Generally, it is the agents of the insurance companies who play key and active role in filling the printed proposal forms and other statements of the proposers, in an eager to secure policies from as many as number of persons, to gain more commission. It is significant to note that even according to the opposite parties, the deceased assured did not disclose the details of the policies obtained by her from the opposite party insurance company. This fact shows the ignorance of the deceased assured. Under these circumstances, basing on the printed declaration given by the deceased assured in Ex.B2 proposal, it cannot be held that the deceased assured intentionally suppressed the details of the policies obtained by her from other companies and thereby she committed fraud. It appears that due to ignorance and not with an intention to fraud the insurer of future provision of their family or other, the deceased assured did not give the details of the existing policies. That apart, in our considered view, the non-disclosure of the details of existing policies by the deceased assured in her proposal form, to obtain the policy, is not a material suppression.
In view of the above discussed facts and circumstances and having regard to the ruling of the Apex Court referred to above and provisions of Sec.45 of the Insurance Act, in our considered view, the opposite parties insurance company cannot question the subject policy after expiry of two years, from the date on which it was effected i.e.15.03.2007. Admittedly, the policy holder died on 20.11.2009 in a road accident.
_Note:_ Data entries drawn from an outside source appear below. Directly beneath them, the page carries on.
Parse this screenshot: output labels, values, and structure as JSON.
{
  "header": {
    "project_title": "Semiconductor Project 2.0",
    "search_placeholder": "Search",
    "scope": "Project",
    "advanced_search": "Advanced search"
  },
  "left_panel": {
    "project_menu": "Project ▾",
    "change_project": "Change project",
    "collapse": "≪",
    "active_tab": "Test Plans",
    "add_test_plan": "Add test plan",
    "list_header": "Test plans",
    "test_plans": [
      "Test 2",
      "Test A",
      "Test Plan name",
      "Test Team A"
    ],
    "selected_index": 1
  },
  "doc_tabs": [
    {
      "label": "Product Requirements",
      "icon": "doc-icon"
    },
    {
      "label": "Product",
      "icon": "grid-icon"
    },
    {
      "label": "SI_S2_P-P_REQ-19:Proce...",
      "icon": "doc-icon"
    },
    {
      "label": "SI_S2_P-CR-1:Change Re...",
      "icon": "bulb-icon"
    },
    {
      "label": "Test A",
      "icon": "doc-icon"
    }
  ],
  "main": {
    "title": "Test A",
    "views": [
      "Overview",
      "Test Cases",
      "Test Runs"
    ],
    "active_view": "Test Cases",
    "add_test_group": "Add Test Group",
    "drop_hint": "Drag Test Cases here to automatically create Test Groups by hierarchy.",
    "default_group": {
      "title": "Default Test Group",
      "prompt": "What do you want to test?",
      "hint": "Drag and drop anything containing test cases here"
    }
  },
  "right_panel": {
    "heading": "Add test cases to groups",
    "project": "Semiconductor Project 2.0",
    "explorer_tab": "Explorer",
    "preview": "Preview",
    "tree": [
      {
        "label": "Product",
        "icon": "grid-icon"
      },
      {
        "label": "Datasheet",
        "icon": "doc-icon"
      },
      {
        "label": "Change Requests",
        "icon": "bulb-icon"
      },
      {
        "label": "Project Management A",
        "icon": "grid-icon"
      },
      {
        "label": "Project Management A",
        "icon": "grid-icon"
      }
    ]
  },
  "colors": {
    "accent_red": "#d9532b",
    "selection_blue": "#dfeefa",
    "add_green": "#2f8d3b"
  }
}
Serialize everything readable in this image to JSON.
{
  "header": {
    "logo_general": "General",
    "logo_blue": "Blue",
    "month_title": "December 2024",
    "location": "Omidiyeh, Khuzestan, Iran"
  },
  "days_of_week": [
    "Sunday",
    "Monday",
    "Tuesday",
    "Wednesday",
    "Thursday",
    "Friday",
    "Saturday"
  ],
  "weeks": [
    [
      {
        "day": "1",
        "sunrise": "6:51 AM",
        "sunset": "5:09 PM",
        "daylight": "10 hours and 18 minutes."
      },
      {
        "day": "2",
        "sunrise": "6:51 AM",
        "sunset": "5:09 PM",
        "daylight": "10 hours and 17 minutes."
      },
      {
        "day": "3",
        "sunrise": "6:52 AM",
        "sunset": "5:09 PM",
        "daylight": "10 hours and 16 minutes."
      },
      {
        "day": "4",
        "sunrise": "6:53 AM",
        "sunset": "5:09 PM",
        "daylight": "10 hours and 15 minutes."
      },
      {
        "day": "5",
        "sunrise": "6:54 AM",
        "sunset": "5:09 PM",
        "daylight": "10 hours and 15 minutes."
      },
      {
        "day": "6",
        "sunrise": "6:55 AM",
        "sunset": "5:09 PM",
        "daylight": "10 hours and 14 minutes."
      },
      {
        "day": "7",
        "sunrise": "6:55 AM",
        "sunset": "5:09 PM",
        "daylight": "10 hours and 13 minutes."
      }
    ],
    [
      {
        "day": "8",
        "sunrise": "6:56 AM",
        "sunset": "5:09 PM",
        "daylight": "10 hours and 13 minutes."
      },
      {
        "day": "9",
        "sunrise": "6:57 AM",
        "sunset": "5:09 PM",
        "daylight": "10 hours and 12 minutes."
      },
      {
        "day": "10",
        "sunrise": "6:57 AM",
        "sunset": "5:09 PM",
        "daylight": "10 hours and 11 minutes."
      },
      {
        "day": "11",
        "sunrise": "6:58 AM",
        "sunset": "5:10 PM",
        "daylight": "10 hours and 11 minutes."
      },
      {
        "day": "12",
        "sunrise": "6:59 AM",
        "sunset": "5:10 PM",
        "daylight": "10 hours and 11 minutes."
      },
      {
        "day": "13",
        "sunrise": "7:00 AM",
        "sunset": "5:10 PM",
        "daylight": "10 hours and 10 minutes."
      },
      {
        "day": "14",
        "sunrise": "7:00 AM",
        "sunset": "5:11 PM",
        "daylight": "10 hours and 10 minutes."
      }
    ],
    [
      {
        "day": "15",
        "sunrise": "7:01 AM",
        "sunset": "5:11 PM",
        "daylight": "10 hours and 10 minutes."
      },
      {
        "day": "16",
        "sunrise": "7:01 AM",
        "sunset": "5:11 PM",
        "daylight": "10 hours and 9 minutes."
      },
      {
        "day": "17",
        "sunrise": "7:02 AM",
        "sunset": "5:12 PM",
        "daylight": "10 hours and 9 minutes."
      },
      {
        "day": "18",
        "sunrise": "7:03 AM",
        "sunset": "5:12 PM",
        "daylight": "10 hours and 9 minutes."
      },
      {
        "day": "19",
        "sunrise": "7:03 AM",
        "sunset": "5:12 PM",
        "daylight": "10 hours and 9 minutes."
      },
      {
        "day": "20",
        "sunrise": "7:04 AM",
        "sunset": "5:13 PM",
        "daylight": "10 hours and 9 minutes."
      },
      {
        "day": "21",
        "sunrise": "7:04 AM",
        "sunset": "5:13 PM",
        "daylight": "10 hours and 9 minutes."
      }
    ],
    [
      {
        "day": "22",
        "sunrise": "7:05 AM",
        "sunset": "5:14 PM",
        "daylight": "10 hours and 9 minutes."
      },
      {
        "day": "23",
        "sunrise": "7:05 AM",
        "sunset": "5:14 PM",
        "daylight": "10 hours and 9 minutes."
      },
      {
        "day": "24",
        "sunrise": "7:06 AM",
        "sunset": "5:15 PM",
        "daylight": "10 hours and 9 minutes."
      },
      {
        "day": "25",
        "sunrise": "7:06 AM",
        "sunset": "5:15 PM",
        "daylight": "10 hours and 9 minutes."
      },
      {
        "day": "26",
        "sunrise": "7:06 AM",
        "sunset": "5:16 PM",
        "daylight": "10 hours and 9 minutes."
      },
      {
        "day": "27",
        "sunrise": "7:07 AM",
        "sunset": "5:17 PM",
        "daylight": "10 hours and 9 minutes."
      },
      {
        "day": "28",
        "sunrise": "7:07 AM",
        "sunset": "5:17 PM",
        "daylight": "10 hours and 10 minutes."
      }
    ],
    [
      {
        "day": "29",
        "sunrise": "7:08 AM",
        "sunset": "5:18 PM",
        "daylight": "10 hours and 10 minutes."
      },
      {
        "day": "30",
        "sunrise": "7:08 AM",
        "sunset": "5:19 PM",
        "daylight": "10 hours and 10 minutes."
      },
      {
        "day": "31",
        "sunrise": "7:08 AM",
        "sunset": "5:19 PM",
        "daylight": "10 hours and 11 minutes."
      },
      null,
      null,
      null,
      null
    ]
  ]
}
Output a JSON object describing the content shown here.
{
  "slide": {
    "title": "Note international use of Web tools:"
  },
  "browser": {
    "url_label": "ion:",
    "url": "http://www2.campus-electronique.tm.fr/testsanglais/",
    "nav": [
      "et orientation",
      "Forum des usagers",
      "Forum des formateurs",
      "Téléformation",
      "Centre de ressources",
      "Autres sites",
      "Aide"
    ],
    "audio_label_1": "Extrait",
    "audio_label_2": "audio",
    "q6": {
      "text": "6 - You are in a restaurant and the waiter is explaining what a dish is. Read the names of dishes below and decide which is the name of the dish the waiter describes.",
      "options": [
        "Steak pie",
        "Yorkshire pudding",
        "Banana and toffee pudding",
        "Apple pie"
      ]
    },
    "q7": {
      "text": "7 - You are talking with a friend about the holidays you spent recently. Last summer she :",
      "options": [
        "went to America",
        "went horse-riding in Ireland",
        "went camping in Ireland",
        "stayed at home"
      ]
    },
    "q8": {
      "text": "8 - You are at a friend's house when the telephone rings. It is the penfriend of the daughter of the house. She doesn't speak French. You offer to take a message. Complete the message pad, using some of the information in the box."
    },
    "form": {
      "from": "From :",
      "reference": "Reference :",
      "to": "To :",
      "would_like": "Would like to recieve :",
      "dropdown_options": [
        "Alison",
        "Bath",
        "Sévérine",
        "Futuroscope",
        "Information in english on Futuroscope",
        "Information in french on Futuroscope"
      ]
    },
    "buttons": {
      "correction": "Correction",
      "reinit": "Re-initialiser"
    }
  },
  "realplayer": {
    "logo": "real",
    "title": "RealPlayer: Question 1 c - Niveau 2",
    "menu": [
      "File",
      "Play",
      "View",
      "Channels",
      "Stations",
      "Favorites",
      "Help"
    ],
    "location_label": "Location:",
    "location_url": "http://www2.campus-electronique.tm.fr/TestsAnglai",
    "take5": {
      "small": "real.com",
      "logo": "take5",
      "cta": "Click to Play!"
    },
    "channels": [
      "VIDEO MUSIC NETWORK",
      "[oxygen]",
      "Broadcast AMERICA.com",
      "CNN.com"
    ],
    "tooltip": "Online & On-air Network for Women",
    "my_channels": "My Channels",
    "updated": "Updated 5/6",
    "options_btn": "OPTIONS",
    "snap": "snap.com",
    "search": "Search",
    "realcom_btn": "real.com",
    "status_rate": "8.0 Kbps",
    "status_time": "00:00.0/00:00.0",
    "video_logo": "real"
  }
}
Further, the wife’s financial status is not only her earnings and the same is also depends on her husband’s income and income from entire family property.
For all the afore said facts and circumstances, we are of the view that there is deficiency in service on the part of the opp.parties against the appellant/complainant in repudiating the claim of the complainant, without considering the claim properly. The opp.parties are therefore liable to pay the assured sum under the policy, to the complainant. In view of the facts and circumstances of the case, there can be no doubt that the complainant was subjected to mental agony by the act of the opposite parties. Therefore, the complainant is entitled to some compensation.
In the result, the appeal is allowed. The impugned order of the District Forum is set aside. The complaint in C.C.No.1005/2011 is allowed in part directing the opposite parties to pay the amount due under the policy towards Accidental Death Benefit Rider with interest at 9% from the date of death of the deceased insured i.e. 20.11.2009 till the date of realization and to pay a sum of Rs.15,000/- towards compensation and Rs.5000/- towards the costs of the complaint and this appeal. The respondents/opp.parties are directed to comply with the above said order within four weeks, from the date of receipt of this order.